Soloists

Tareq Nazmi

Tareq Nazmi

Bass Tareq Nazmi trained at the Bavarian State Opera’s Opera Studio and later joined the Opera’s ensemble, singing roles including Masetto, Speaker, Truffaldino, Publio and Osman in Les Indes galantes.

In the 2019/20 season Nazmi makes his debut as Colline at the Metropolitan Opera and can be heard in a staged production of Verdi´s Requiem at Hamburg State Opera. He also performs in a new staging of Beethoven´s Fidelio by Mateja Koležnik at the Baden-Baden Festspielhaus with Kirill Petrenko conducting the Berlin Philharmonic Orchestra. On the concert stage, he appears in Haydn´s The Creation in Rome with the Orchestra dell’Accademia Nazionale di Santa Cecilia under the baton of Manfred Honeck, tours the US and Europe performing Beethoven’s Symphony No.9 with Sir John Eliot Gardiner and sings alongside Christian Gerhaher in Schumann´s Scenes from Goethe´s Faust at the Concertgebouw in Amsterdam.

Highlights of previous seasons include his role debuts as Filippo in Verdi´s Don Carlo at Theater St.

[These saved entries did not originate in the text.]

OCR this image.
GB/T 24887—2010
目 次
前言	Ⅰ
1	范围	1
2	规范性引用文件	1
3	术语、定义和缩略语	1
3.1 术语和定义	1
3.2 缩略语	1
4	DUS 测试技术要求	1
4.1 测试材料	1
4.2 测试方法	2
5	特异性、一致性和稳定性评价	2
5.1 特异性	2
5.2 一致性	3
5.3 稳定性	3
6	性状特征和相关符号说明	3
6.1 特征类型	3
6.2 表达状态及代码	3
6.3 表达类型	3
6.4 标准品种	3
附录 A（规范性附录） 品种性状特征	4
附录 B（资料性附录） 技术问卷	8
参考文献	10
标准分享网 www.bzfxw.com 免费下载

Gallen and as Banco in Verdi´s Macbeth in Antwerp, Haydn´s Missa in tempore belli with the Orchestra dell’Accademia Nazionale di Santa Cecilia in Rome, a concert tour of Verdi’s Requiem under the baton of Teodor Currentzis and Beethoven´s Missa Solemnis under Kirill Petrenko in Munich. In the 2017/18 season he starred as Bottom in Britten´s A Midsummer Night´s Dream in a new staging at the Theater an der Wien by Damiano Michieletto, in Verdi´s Requiem at the Tonhalle Zurich under the baton of Sir John Eliot Gardiner and as Zaccaria in Verdi´s Nabucco at Theater St. Gallen, his first foray into Verdi repertoire.

Nazmi´s wide ranging concert repertoire ranges from Bach to Beethoven, Haydn, Brahms, Mozart and Dvořák. Recitals, too, are becoming ever more common in his calendar, performing with pianist Gerold Huber in Munich, Cologne, Ingolstadt, the Schubertiade Hohenems and at London’s prestigious Wigmore Hall in October 2018.

He has worked with Washington National Symphony Orchestra and Christoph Eschenbach, the Orchestre de Paris and Daniel Harding, performed in Brahms’ Requiem in San Sebastian under Jukka-Pekka Saraste, and was soloist in Mozart’s Requiem with the Deutsches Symphonie-Orchester Berlin and Manfred Honeck in Berlin. Furthermore, he made his acclaimed debut under Constantinos Carydis at the Salzburg Festival in 2016 where he returned as Speaker in Mozart´s Die Zauberflöte in 2018.